Un chercheur canadien vient de tirer le signal d’alarme : les balises GPS installées par des scientifiques sur des animaux permettent à des personnes mal intentionnées d’intercepter les données et suivre à la trace ces animaux – avec des conséquences qui pourraient être dramatiques.
Scientifiques et biologistes installent depuis des années des balises GPS sur des animaux, parfois protégés, pour des raisons tout à fait légitimes. Ces balises permettent en effet d’étudier les déplacements et habitudes des animaux et ainsi améliorer notre connaissance d’une espèce ; pour les espèces protégées, notamment celles en voie d’extinction, les balises servent à retrouver les derniers individus d’une espèce, vérifier s’ils sont en bonne santé ou s’ils se reproduisent bien.
Mais ces balises induisent également des effets pervers, qui viennent d’être analysé par Steven Cooke, un biologiste à l’université Carleton d’Ottawa (États-Unis) dans la revue Conservation Biology du 20 février 2017. Le premier est que la pose et le relevé de ces balises habituent des animaux sauvages à un contact avec l’homme, ce qui peut modifier leur comportement – et notamment les rendre plus vulnérables à des braconniers. Si pour les espèces proches de l’extinction, un suivi de ce type peut sembler indispensable, pour les autres, Cooke recommande de trouver d’autres méthodes d’étude.

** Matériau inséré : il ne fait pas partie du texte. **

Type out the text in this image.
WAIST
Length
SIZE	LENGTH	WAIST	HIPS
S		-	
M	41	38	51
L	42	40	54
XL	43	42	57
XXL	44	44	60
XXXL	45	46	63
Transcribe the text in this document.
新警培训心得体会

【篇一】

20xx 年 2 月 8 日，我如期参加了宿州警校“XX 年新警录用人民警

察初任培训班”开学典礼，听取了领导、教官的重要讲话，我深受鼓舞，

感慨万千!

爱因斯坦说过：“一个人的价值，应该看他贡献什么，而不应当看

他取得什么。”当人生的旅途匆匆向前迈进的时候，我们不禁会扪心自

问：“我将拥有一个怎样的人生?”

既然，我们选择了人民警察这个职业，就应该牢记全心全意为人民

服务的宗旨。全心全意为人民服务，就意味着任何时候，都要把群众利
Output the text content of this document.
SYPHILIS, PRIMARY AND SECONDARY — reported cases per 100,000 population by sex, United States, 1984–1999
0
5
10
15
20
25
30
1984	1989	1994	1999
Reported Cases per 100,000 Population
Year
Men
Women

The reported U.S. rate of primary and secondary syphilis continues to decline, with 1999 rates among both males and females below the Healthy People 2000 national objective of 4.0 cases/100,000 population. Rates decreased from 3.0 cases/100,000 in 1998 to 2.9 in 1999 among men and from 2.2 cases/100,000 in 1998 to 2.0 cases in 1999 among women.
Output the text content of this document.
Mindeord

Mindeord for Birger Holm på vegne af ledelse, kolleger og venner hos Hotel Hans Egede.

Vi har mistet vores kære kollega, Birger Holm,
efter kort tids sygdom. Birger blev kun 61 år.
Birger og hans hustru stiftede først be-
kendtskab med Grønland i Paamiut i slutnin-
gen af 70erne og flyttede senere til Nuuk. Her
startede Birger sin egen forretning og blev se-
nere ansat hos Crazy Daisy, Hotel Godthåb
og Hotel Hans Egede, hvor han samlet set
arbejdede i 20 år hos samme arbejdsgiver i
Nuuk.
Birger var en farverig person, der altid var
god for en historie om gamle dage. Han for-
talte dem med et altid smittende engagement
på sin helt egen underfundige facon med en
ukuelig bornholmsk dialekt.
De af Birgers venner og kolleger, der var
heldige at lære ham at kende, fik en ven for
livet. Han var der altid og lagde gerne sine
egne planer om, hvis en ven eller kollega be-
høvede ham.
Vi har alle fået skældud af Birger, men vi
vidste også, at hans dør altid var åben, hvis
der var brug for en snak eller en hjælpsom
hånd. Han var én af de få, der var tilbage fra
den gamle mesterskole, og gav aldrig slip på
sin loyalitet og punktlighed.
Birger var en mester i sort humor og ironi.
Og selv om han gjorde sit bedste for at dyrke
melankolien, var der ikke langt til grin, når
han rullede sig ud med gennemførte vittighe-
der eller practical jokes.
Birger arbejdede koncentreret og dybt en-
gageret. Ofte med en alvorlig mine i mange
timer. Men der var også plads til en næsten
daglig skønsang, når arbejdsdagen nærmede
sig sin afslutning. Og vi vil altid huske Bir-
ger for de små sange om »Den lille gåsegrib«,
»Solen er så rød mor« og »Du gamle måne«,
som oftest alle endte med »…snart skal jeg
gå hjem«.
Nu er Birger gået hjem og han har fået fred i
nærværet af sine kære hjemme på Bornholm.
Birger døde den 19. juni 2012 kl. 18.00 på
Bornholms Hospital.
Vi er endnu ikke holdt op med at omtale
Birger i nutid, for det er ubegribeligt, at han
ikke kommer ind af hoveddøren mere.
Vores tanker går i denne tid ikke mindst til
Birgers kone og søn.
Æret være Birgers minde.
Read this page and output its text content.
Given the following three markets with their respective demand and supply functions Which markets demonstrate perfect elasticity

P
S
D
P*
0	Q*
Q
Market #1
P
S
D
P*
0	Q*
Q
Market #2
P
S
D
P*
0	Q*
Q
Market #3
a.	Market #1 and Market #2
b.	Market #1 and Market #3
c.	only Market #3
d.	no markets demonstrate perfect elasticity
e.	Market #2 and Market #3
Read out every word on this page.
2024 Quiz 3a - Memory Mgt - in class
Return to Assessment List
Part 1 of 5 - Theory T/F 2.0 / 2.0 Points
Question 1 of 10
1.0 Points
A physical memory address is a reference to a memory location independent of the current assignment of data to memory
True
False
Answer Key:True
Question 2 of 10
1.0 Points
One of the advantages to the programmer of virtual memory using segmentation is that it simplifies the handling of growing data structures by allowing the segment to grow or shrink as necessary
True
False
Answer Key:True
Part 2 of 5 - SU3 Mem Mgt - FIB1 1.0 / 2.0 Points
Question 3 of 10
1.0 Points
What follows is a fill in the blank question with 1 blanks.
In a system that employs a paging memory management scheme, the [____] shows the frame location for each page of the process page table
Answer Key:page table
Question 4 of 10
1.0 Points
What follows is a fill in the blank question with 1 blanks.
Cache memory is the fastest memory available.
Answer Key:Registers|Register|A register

Photographes et agences de voyage pistent des animaux
Mais le plus problématique dans l’utilisation de ces balises, c’est que les signaux qu’elles envoient ne sont pas cryptés, ou mal. Steven Cooke dénonce ce qu’il appelle le « cyberbraconnage », une interception des données de ces balises à des buts autres que scientifiques. Et les personnes intéressées à suivre à la trace un animal sont nombreuses, plus ou moins bien intentionnées.
Cooke raconte comment le parc national de Banff, en Alberta, dans l’Ouest canadien, a dû interdire l’utilisation de terminaux radio après avoir découvert que des photographes se servaient d’outils télémétriques pour traquer des ours ou des caribous. Une société organisant des safaris en Afrique utilisait le même procédé pour conduire ses touristes directement vers des animaux précis plutôt que des les attendre – garantissant des ristournes si tel ou tel animal n’avait pas été vu pendant le séjour.
Des attaques guidées par les balises scientifiques
Des cas encore plus graves sont avérés, comme des fermiers qui gênent par ce biais la réintroduction des loups dans le parc du Yellowstone, ou des plongeurs aux Bahamas surpris à retirer les balises à des requins – et il est peu probable que ce soit pour le bien de l’animal. Mais le plus inquiétant est bien ce qu’un tel piratage peut occasionner : s’il est si facile de repérer et de suivre à la trace des espèces protégées, il semble évident que des braconniers en ont déjà profité pour retrouver des animaux et les chasser.
Steven Cooke recommande en réponse un cryptage des données, pour en limiter l’utilisation aux seuls scientifiques ayant installés la balise. Mais il craint que ce soit difficile à imposer, notamment parce que les chercheurs sont souvent contraints de publier leurs données par ceux qui les financent.